L’étude a montré que sur l’arbre de l’évolution, le Lujo est plus proche du groupe « vieux monde » (old world) des arenavirus. On ne sait pas encore exactement pourquoi mais ce groupe est particulièrement résistant à la réponse immunitaire qui repose sur les anticorps. « Cela ne signifie pas qu’un vaccin ne pourra pas être développé mais nous devrions peut-être regarder au-delà du simple modèle basé sur les anticorps pour en créer un, » dit le docteur Diskin.
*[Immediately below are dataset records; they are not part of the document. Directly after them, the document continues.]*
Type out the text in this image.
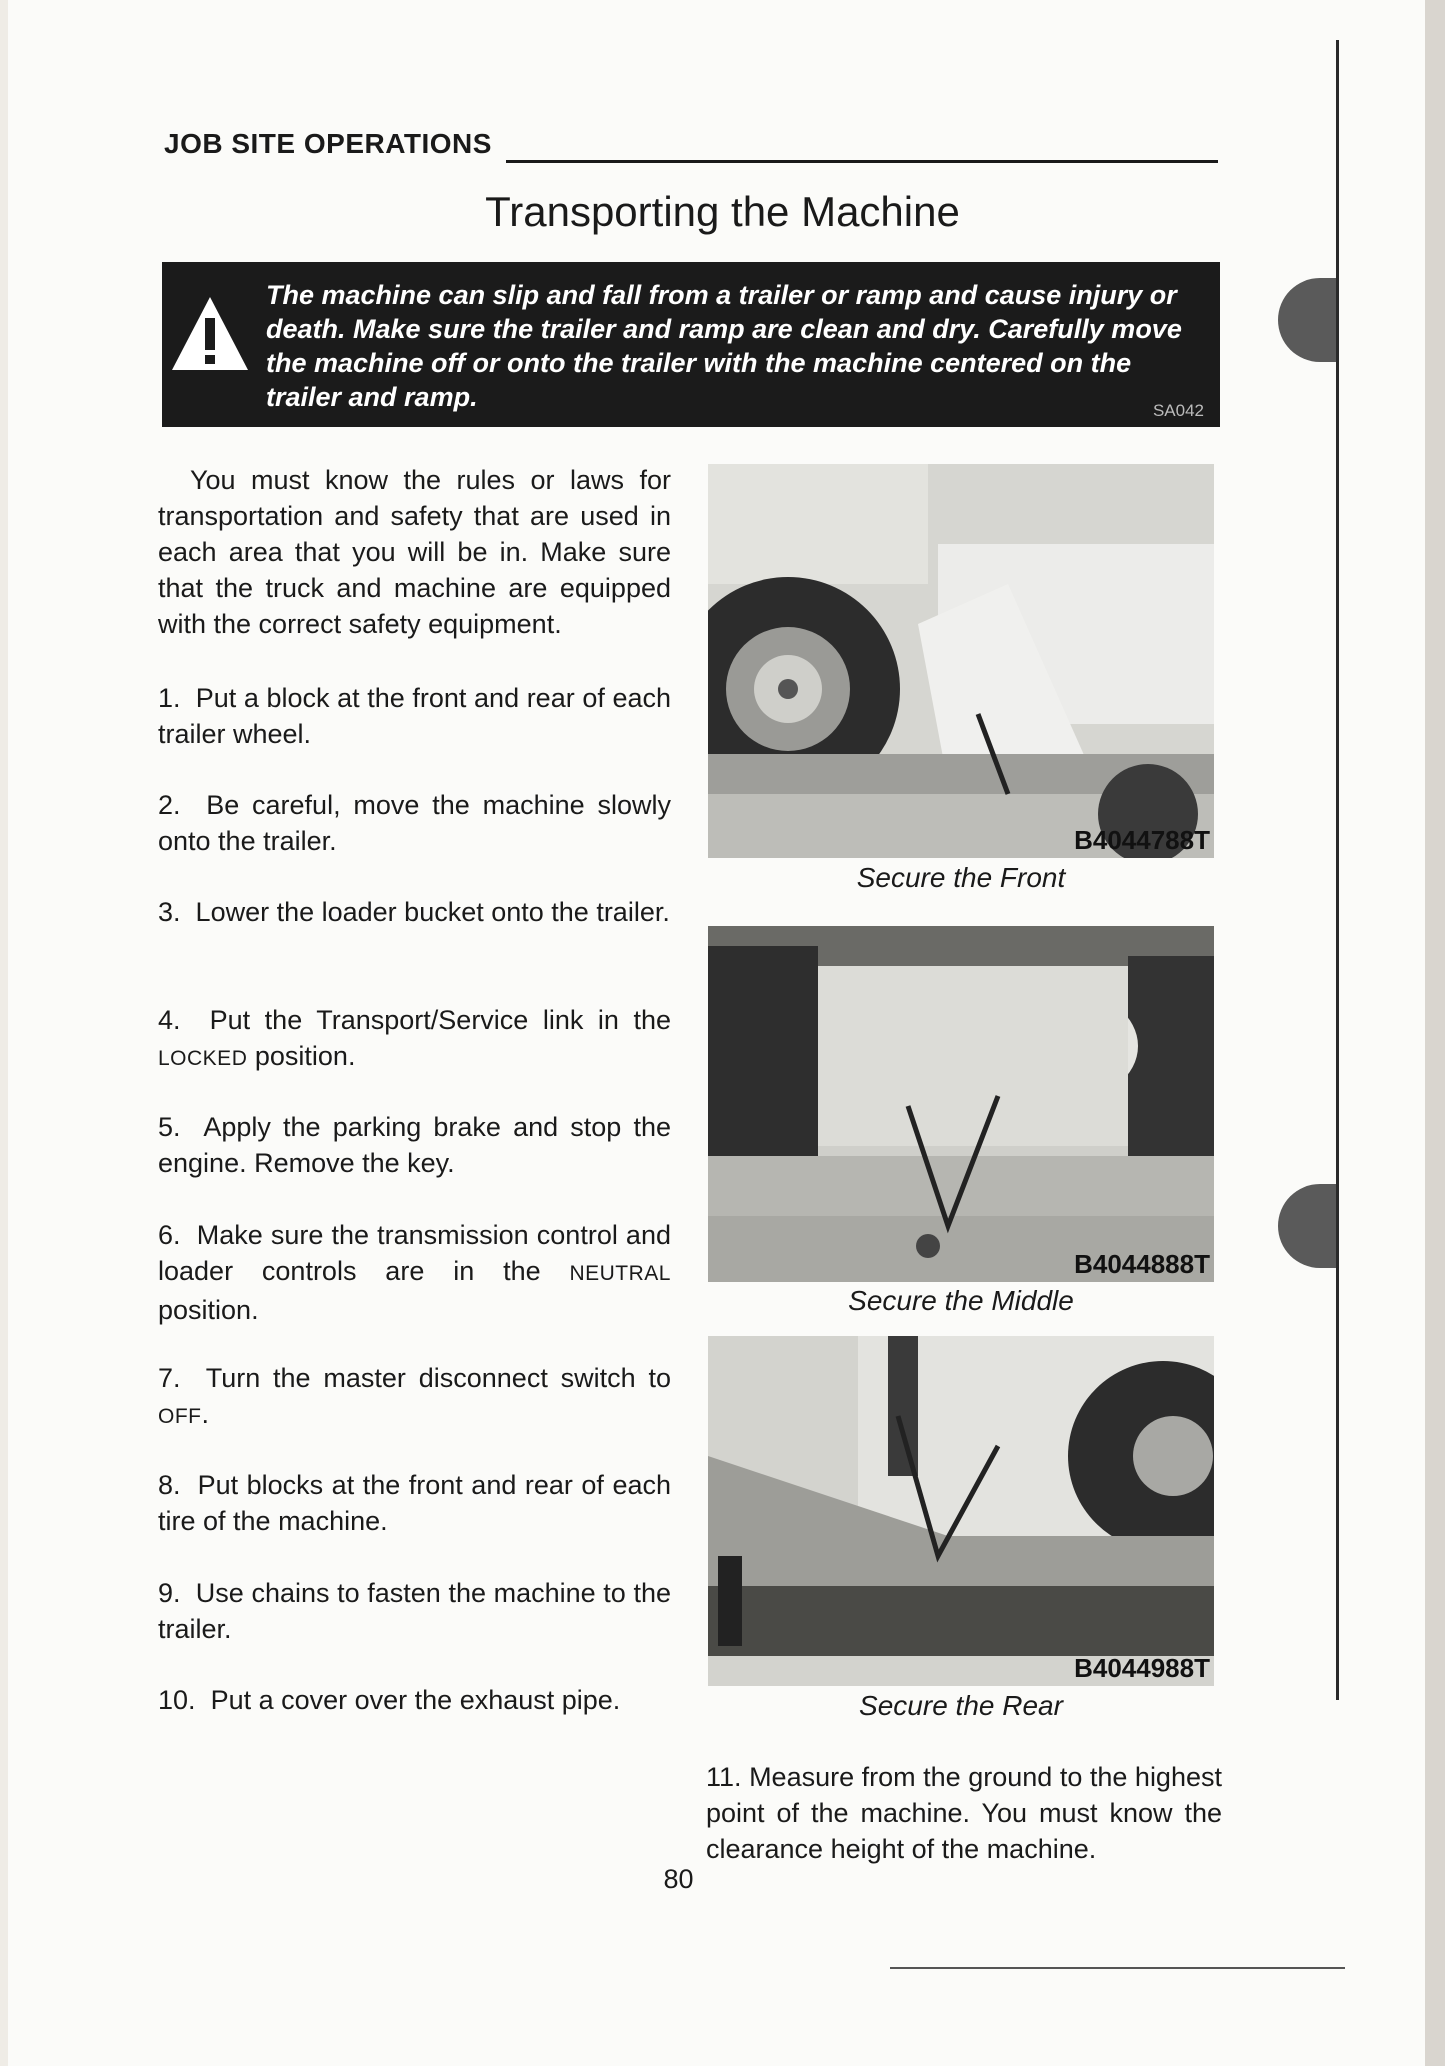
JOB SITE OPERATIONS
Transporting the Machine
The machine can slip and fall from a trailer or ramp and cause injury or death. Make sure the trailer and ramp are clean and dry. Carefully move the machine off or onto the trailer with the machine centered on the trailer and ramp.	SA042

You must know the rules or laws for transportation and safety that are used in each area that you will be in. Make sure that the truck and machine are equipped with the correct safety equipment.

1. Put a block at the front and rear of each trailer wheel.

2. Be careful, move the machine slowly onto the trailer.

3. Lower the loader bucket onto the trailer.

4. Put the Transport/Service link in the LOCKED position.

5. Apply the parking brake and stop the engine. Remove the key.

6. Make sure the transmission control and loader controls are in the NEUTRAL position.

7. Turn the master disconnect switch to OFF.

8. Put blocks at the front and rear of each tire of the machine.

9. Use chains to fasten the machine to the trailer.

10. Put a cover over the exhaust pipe.

B4044788T
Secure the Front
B4044888T
Secure the Middle
B4044988T
Secure the Rear

11. Measure from the ground to the highest point of the machine. You must know the clearance height of the machine.

80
Bien que son laboratoire ne possède pas les garanties biologiques nécessaire pour étudier le processus d’infection en temps réel, le docteur Diskin et son équipe collaborent avec de nombreux laboratoires aux États-Unis qui le peuvent. « Au-delà de la résolution du mécanisme moléculaire de base utilisé par le virus Lujo pour localiser sa cible cellulaire, les découvertes de notre étude aideront au développement d’un traitement ou d’un vaccin qui nous prépareraient mieux à faire face à une épidémie de ce pathogène mortel, » ajoute le docteur Diskin.

Les recherches du docteur Ron Diskin sont financées par le Centre Intégré pour la Recherche sur le Cancer Moross, le Fond pour la Recherche sur le Cerveau Lester Crown et la succession Emile Mimran.